ONE TRACK MIND By Dana English

Welcome to "One Track Mind," a new BMN weekly column by contributing writer Dana English. In this column, Dana will take a deep dive into a single track from an album, exploring the lyrics, instrumentation, recording, art, and other nuances of the song. By focusing on just one track at a time, Dana hopes to delve deeper into both forgotten and new songs, and to explore and appreciate a wide range of genres. In each column, Dana will also take a look at the writing and recording process behind the music and provide historical context for some, to help readers better understand and appreciate the tracks they love or deeply connect with new music. Join us on this journey down the musical rabbit hole of “One Track Mind.” 

JOHN CALE “Barracuda” 
Album: Fear, 1974 

John Cale is a Welsh musician, composer, and record producer who rose to prominence as a member of the experimental rock band The Velvet Underground in the 1960s. He has also had a successful solo career, releasing numerous critically acclaimed albums and collaborating with artists such as Brian Eno, Lou Reed, and Patti Smith. Cale is known for his experimental and avant-garde approach to music, and has made significant contributions to the development of various musical genres, including rock, punk, and classical. 
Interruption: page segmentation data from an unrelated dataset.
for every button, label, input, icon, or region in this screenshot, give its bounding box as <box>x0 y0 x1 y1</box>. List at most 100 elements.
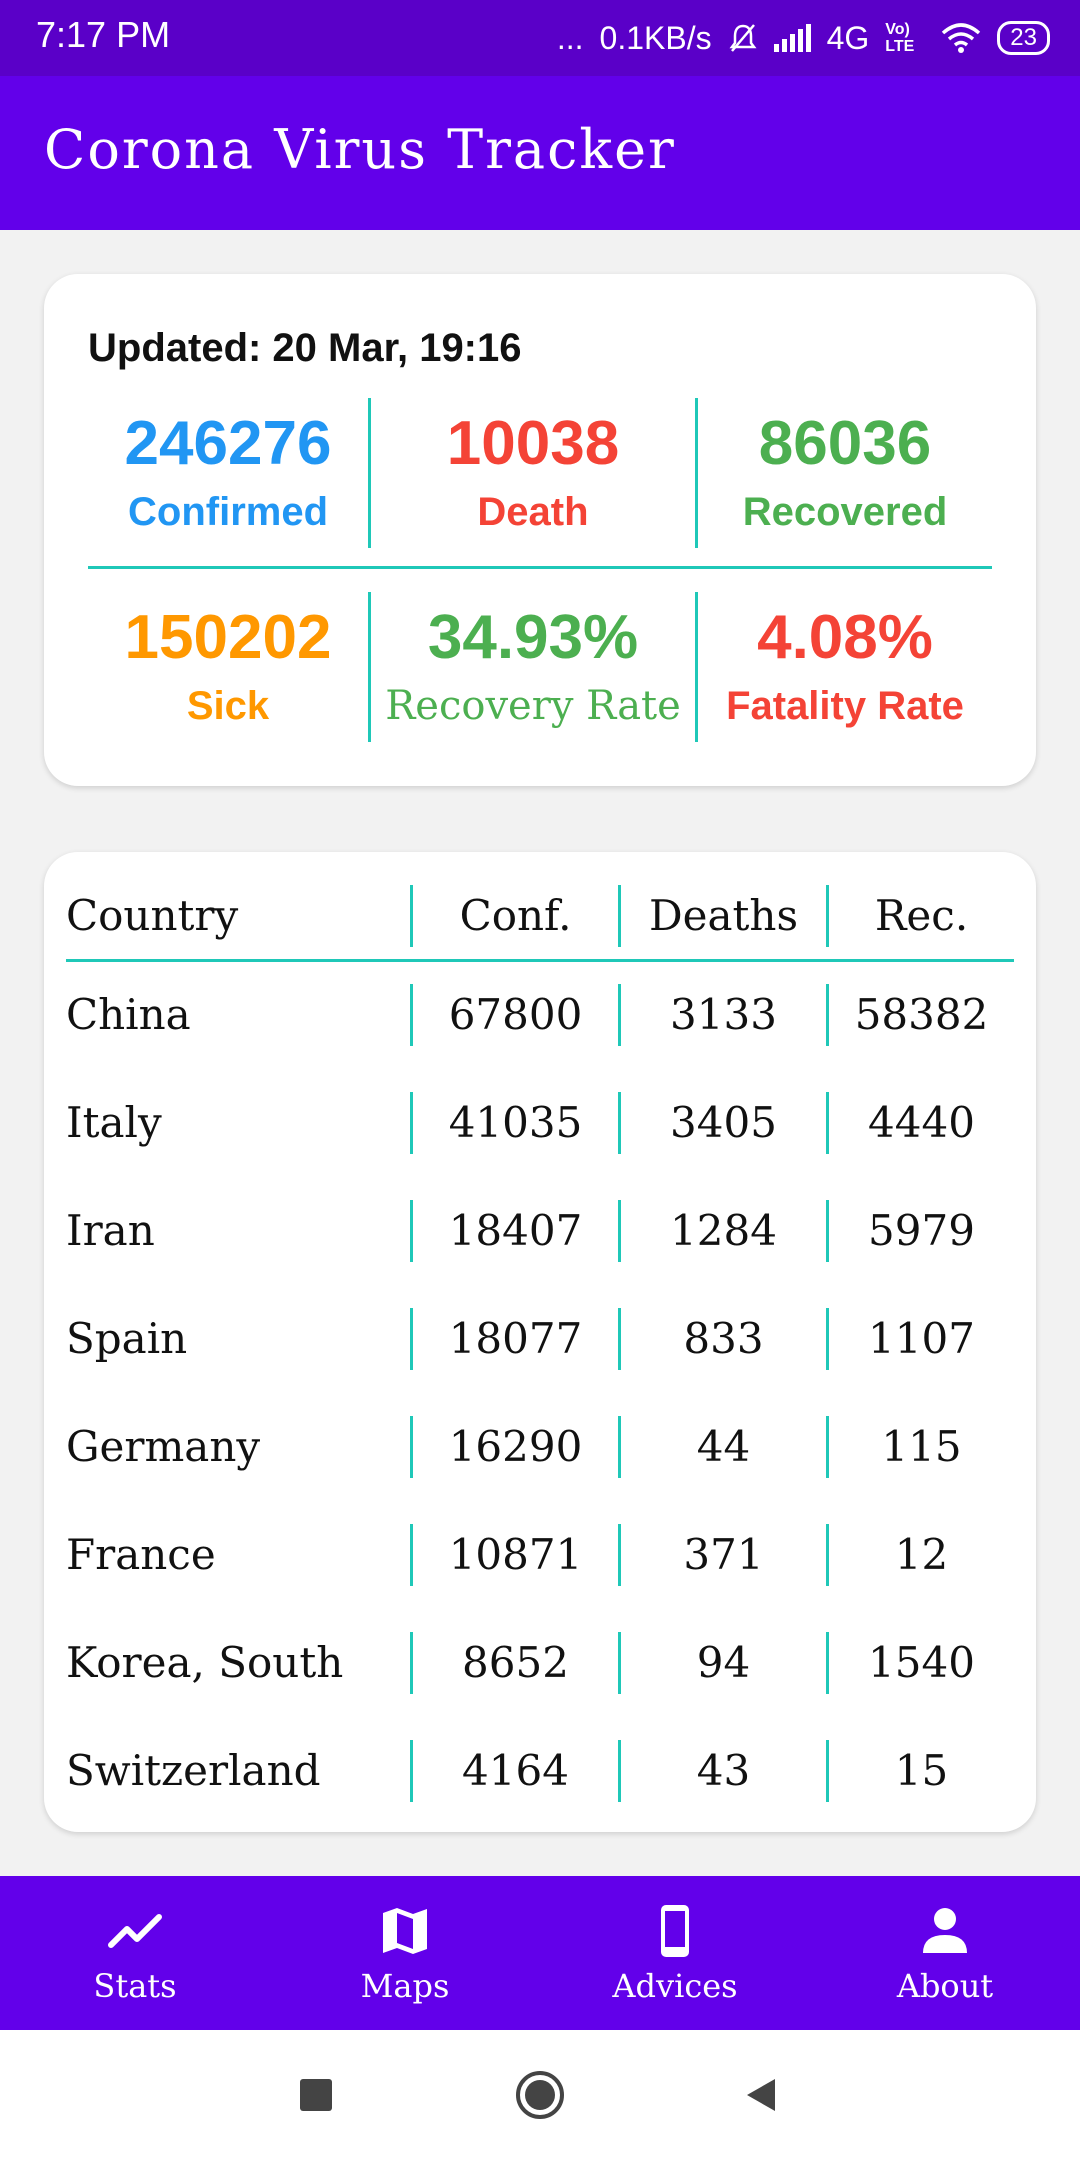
row-country: Switzerland <box>66 1746 321 1795</box>
stat-row-top: 246276 Confirmed 10038 Death 86036 Recov… <box>88 398 992 548</box>
row-country: Italy <box>66 1098 162 1147</box>
sick-label: Sick <box>186 684 270 728</box>
row-recovered: 115 <box>826 1416 1014 1478</box>
status-dots: ... <box>556 19 584 56</box>
stat-row-bottom: 150202 Sick 34.93% Recovery Rate 4.08% F… <box>88 592 992 742</box>
home-button[interactable] <box>505 2060 575 2130</box>
app-bar: Corona Virus Tracker <box>0 76 1080 230</box>
updated-timestamp: Updated: 20 Mar, 19:16 <box>88 326 522 370</box>
row-deaths: 94 <box>618 1632 826 1694</box>
row-deaths: 3133 <box>618 984 826 1046</box>
row-deaths: 43 <box>618 1740 826 1802</box>
nav-maps[interactable]: Maps <box>270 1876 540 2030</box>
nav-advices[interactable]: Advices <box>540 1876 810 2030</box>
nav-about[interactable]: About <box>810 1876 1080 2030</box>
row-confirmed: 8652 <box>410 1632 618 1694</box>
row-confirmed: 10871 <box>410 1524 618 1586</box>
confirmed-value: 246276 <box>124 409 332 478</box>
row-recovered: 1540 <box>826 1632 1014 1694</box>
stat-divider <box>88 566 992 569</box>
row-deaths: 44 <box>618 1416 826 1478</box>
back-button[interactable] <box>726 2060 796 2130</box>
table-row[interactable]: France 10871 371 12 <box>66 1524 1014 1586</box>
row-country: Spain <box>66 1314 188 1363</box>
phone-icon <box>661 1905 689 1957</box>
sick-value: 150202 <box>124 603 332 672</box>
table-row[interactable]: Italy 41035 3405 4440 <box>66 1092 1014 1154</box>
table-row[interactable]: Spain 18077 833 1107 <box>66 1308 1014 1370</box>
row-recovered: 12 <box>826 1524 1014 1586</box>
wifi-icon <box>942 23 981 53</box>
row-recovered: 1107 <box>826 1308 1014 1370</box>
system-nav-bar <box>0 2030 1080 2160</box>
stat-death: 10038 Death <box>368 398 698 548</box>
summary-card: Updated: 20 Mar, 19:16 246276 Confirmed … <box>44 274 1036 786</box>
square-icon <box>300 2079 332 2111</box>
table-header: Country Conf. Deaths Rec. <box>66 872 1014 962</box>
nav-stats[interactable]: Stats <box>0 1876 270 2030</box>
row-recovered: 4440 <box>826 1092 1014 1154</box>
header-recovered: Rec. <box>826 884 1014 947</box>
recovered-value: 86036 <box>758 409 932 478</box>
status-bar: 7:17 PM ... 0.1KB/s 4G Vo) LTE 23 <box>0 0 1080 76</box>
trending-up-icon <box>108 1914 162 1948</box>
network-speed: 0.1KB/s <box>599 19 712 56</box>
row-confirmed: 18077 <box>410 1308 618 1370</box>
recovery-rate-label: Recovery Rate <box>385 683 681 729</box>
stat-recovery-rate: 34.93% Recovery Rate <box>368 592 698 742</box>
signal-icon <box>773 24 811 52</box>
status-time: 7:17 PM <box>36 14 171 55</box>
network-type: 4G <box>826 19 870 56</box>
app-title: Corona Virus Tracker <box>44 118 676 181</box>
header-deaths: Deaths <box>618 884 826 947</box>
row-deaths: 833 <box>618 1308 826 1370</box>
row-country: Iran <box>66 1206 155 1255</box>
stat-confirmed: 246276 Confirmed <box>88 398 368 548</box>
table-row[interactable]: China 67800 3133 58382 <box>66 984 1014 1046</box>
bottom-nav: Stats Maps Advices About <box>0 1876 1080 2030</box>
row-confirmed: 16290 <box>410 1416 618 1478</box>
recovered-label: Recovered <box>742 490 948 534</box>
nav-label: About <box>896 1967 994 2005</box>
stat-grid: 246276 Confirmed 10038 Death 86036 Recov… <box>88 398 992 742</box>
nav-label: Stats <box>93 1967 177 2005</box>
person-icon <box>923 1908 967 1953</box>
stat-sick: 150202 Sick <box>88 592 368 742</box>
confirmed-label: Confirmed <box>128 490 328 534</box>
stat-fatality-rate: 4.08% Fatality Rate <box>698 592 992 742</box>
fatality-rate-value: 4.08% <box>757 603 933 672</box>
row-recovered: 15 <box>826 1740 1014 1802</box>
row-deaths: 3405 <box>618 1092 826 1154</box>
row-confirmed: 4164 <box>410 1740 618 1802</box>
row-recovered: 58382 <box>826 984 1014 1046</box>
battery-icon: 23 <box>997 21 1050 55</box>
death-label: Death <box>477 490 589 534</box>
row-country: Korea, South <box>66 1638 344 1687</box>
row-country: China <box>66 990 191 1039</box>
volte-label: Vo) LTE <box>885 21 915 55</box>
row-deaths: 371 <box>618 1524 826 1586</box>
row-confirmed: 41035 <box>410 1092 618 1154</box>
row-deaths: 1284 <box>618 1200 826 1262</box>
nav-label: Advices <box>612 1967 738 2005</box>
recovery-rate-value: 34.93% <box>427 603 639 672</box>
table-row[interactable]: Switzerland 4164 43 15 <box>66 1740 1014 1802</box>
row-recovered: 5979 <box>826 1200 1014 1262</box>
back-triangle-icon <box>747 2079 775 2111</box>
table-row[interactable]: Iran 18407 1284 5979 <box>66 1200 1014 1262</box>
status-icons: ... 0.1KB/s 4G Vo) LTE 23 <box>557 14 1050 62</box>
fatality-rate-label: Fatality Rate <box>726 684 964 728</box>
row-confirmed: 18407 <box>410 1200 618 1262</box>
row-country: Germany <box>66 1422 261 1471</box>
row-country: France <box>66 1530 216 1579</box>
header-confirmed: Conf. <box>410 884 618 947</box>
table-row[interactable]: Korea, South 8652 94 1540 <box>66 1632 1014 1694</box>
table-row[interactable]: Germany 16290 44 115 <box>66 1416 1014 1478</box>
row-confirmed: 67800 <box>410 984 618 1046</box>
map-icon <box>383 1908 427 1954</box>
stat-recovered: 86036 Recovered <box>698 398 992 548</box>
home-circle-icon <box>516 2071 564 2119</box>
bell-muted-icon <box>729 24 757 52</box>
death-value: 10038 <box>446 409 620 478</box>
recents-button[interactable] <box>281 2060 351 2130</box>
"Barracuda,” from Cale’s 1974 album Fear, is an eccentric track that perfectly showcases the artist's unique blend of rock and roll and experimental music. Driven by a punchy walking bassline, heavily-distorted guitars, and punctuated by descending synth runs, Cale explores themes of power and control, as he tells the fateful tale of his doomed relationship “the barracuda” – a metaphor for a woman who is cold, calculated and manipulative.  

Throughout the song, the narrator grapples with his feelings for the woman, vacillating between helpless attraction with “Won't you love me barracuda? / If you always need to bring out the worst in me” and an understanding of the dangers she poses in “Oh, what can be done / The ocean will have us all” as he accepts his fate. 
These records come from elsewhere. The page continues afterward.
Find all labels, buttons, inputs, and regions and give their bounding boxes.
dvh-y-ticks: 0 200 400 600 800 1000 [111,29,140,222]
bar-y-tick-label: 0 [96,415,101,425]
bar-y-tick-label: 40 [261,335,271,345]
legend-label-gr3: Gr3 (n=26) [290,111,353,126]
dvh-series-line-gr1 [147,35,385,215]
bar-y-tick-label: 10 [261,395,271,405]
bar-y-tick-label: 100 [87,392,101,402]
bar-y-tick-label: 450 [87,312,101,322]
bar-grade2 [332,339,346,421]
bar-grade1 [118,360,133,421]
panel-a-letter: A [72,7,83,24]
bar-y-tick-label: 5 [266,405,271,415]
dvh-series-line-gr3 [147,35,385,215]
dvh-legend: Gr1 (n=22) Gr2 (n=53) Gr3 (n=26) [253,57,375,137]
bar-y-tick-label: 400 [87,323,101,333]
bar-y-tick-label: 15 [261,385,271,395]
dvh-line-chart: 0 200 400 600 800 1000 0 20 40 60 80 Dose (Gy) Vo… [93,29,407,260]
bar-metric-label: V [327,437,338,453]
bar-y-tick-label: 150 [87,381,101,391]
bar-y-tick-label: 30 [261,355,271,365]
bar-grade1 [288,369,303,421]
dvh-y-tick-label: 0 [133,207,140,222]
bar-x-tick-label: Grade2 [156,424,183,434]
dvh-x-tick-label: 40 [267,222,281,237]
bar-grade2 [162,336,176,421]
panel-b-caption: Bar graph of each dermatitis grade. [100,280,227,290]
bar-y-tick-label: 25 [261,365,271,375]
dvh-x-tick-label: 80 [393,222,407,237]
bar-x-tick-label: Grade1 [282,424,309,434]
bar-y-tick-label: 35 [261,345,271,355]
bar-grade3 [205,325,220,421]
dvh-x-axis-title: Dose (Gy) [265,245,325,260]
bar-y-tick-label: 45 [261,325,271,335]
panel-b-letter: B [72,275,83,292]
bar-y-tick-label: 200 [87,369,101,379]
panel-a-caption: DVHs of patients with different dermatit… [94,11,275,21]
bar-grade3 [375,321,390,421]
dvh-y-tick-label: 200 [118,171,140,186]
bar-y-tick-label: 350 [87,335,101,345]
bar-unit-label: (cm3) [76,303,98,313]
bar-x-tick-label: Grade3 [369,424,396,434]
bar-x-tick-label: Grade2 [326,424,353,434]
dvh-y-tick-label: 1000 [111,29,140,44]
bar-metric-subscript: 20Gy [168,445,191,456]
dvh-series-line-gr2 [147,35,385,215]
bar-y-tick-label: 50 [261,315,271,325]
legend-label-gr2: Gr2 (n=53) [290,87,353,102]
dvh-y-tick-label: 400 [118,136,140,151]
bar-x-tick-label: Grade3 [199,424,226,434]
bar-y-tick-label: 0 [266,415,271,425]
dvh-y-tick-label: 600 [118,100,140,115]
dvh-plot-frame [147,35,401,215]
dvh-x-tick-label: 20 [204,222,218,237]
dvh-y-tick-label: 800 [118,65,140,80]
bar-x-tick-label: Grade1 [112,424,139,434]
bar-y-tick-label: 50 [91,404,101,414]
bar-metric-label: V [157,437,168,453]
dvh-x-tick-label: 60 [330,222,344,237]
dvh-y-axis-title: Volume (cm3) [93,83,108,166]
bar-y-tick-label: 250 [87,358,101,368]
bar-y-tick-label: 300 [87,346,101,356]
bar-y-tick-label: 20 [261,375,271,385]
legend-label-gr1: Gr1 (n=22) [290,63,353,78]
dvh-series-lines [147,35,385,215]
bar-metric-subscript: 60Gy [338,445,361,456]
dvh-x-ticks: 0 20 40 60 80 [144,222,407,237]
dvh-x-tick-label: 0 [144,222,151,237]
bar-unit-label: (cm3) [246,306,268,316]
One of the standout features of "Barracuda" is the use of unconventional instruments and experimental production techniques. This is best demonstrated by Cale's distorted viola at 1:57 where the crescendoing, bee-like solo demonstrates what it’s like to grapple with a person who wears down your sanity and resolve. You’ll notice, however, the track still sounds...dare I say, happy? The practically gleeful delivery of such a foreboding message paired via upbeat instrumentation is what makes it so incredibly unique. 

Overall, "Barracuda" is a compelling and memorable track that puts Cale's unique musical style and artistry on full display. It’s a true must-listen for fans of experimental and rock music, coming from one of our most enduringly influential artists.